While the shows were originally commissioned for the Manchester International Festival, it will also be appearing at the Ruhrtriennale Festival in Germany and the Park Avenue Armory in New York later this year. The 17 dates announced so far for Massive Attack V Adam Curtis this year are available from the Upcoming Shows page.

Apart from the trailer we also got the news that Liz Fraser and Horace Andy will be singing live at the shows this year. Horace Andy is maybe not too surprising an addition, but Liz Fraser is. She last toured with Massive Attack during the Collected tour of 2006/2007. So no more complaining that only Liz can do Teardrop justice. Relax, she'll be there!

If you wish to get a better idea of the type of documentaries Adam Curtis makes and therefore, a better idea of what to expect at this year's show, I suggest you check out this YouTube playlist I made collecting together his various documentaries for the BBC.

Adam Curtis Documentaries YouTube Playlist

In particular, I found his "The Trap" documentary, the most interesting personally and maybe also the most relevant to what we may see at the shows.

One other thing I feel compelled to mention, is that while all the press releases for the shows are saying that Massive Attack are playing live, I have to question exactly how "live" that will be. Winston Blissett, Massive Attack's long-time live bassist tweeted back in March that he would'nt be required for the shows this year, saying that everything will be performed 100% electronically. His tweet is embedded below -

So going by that tweet at least, if your expecting the full live band experience, which Massive Attack have performed live as for almost the last 20 years, your going to be a bit disappointed. I think if this is indeed the case then they should have been a bit more upfront about it.

Regardless, I'll be reserving judgement until after I see the show for myself. All I know for certain, is that it is going to be a unique live experience. Hopefully, a very memorable one! I'm going to the last couple of nights of the MIF performance, so will likely have another blog post about my experiences at the shows after that.

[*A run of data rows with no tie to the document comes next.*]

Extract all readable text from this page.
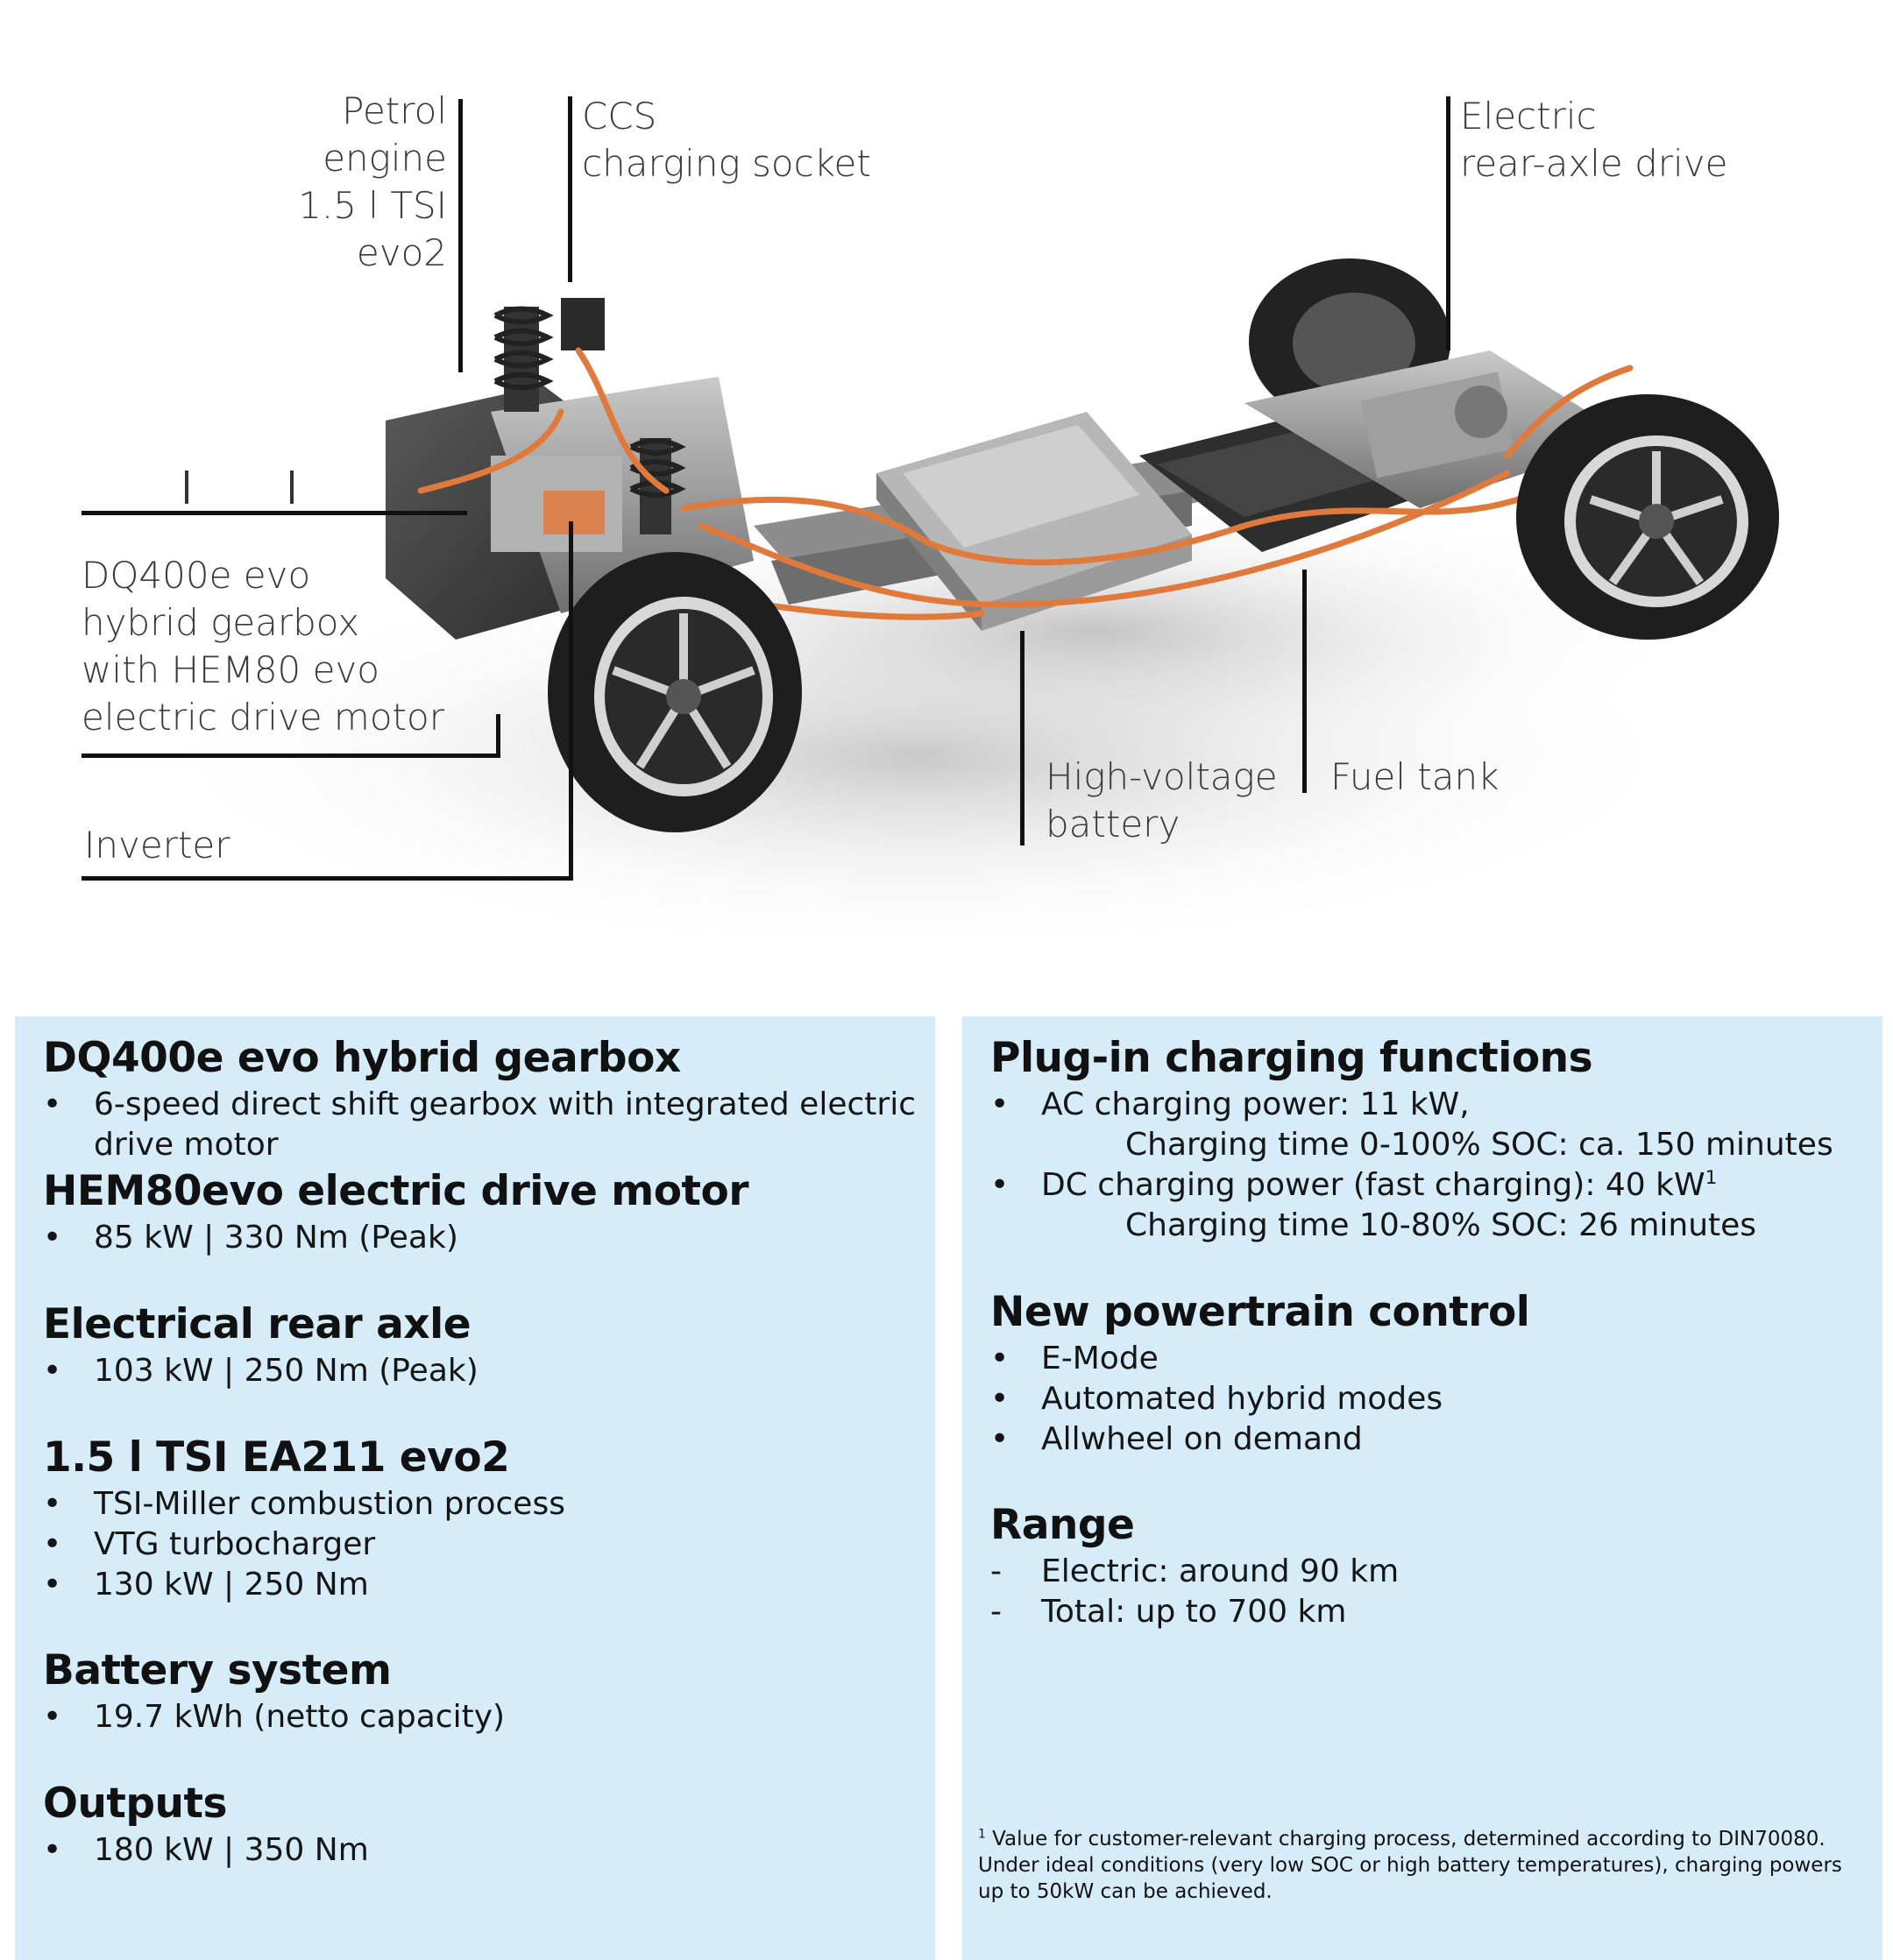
Petrol engine
1.5 l TSI evo2
CCS
charging socket
Electric
rear-axle drive
DQ400e evo
hybrid gearbox
with HEM80 evo
electric drive motor
Inverter
High-voltage
battery
Fuel tank
DQ400e evo hybrid gearbox
• 6-speed direct shift gearbox with integrated electric drive motor
HEM80evo electric drive motor
• 85 kW | 330 Nm (Peak)
Electrical rear axle
• 103 kW | 250 Nm (Peak)
1.5 l TSI EA211 evo2
• TSI-Miller combustion process
• VTG turbocharger
• 130 kW | 250 Nm
Battery system
• 19.7 kWh (netto capacity)
Outputs
• 180 kW | 350 Nm
Plug-in charging functions
• AC charging power: 11 kW,
Charging time 0-100% SOC: ca. 150 minutes
• DC charging power (fast charging): 40 $kW^1$
Charging time 10-80% SOC: 26 minutes
New powertrain control
• E-Mode
• Automated hybrid modes
• Allwheel on demand
Range
-	Electric: around 90 km
-	Total: up to 700 km
$^1$ Value for customer-relevant charging process, determined according to DIN70080. Under ideal conditions (very low SOC or high battery temperatures), charging powers up to 50kW can be achieved.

I'll sign off this post with the following two quotes from Mr. Curtis and 3D respectively. I believe they offer a good summation of what to expect from this year's shows. Have a good time everyone who is attending one of them!

The show will be a bit of a total experience. You will be surrounded by all kinds of images and sounds. But it is also about ideas. It tells a story about how a new system of power has risen up in the modern world to manage and control us. A rigid and static system that has found in those images and sounds a way of enveloping us in a thin two-dimensional version of the past. A fake, but enchanting world which we all live in today - but which has also become a new kind of prison that prevents us moving forward into the future.
— Adam Curtis (BBC Blog - June 2013)
We are going to be doing something we’ve never done before and we will be messing with music we’ve never even gone near before. There’ll be other people’s music, some classical pieces, the like of which we’ve never attempted and I’m still not sure how we’re going to actually play! This show feels to me like a part of Massive Attack’s timeline, a part of our history. The strange thing is that I have this sense of nostalgia, as if I’m already looking back at it, even while I’m doing it.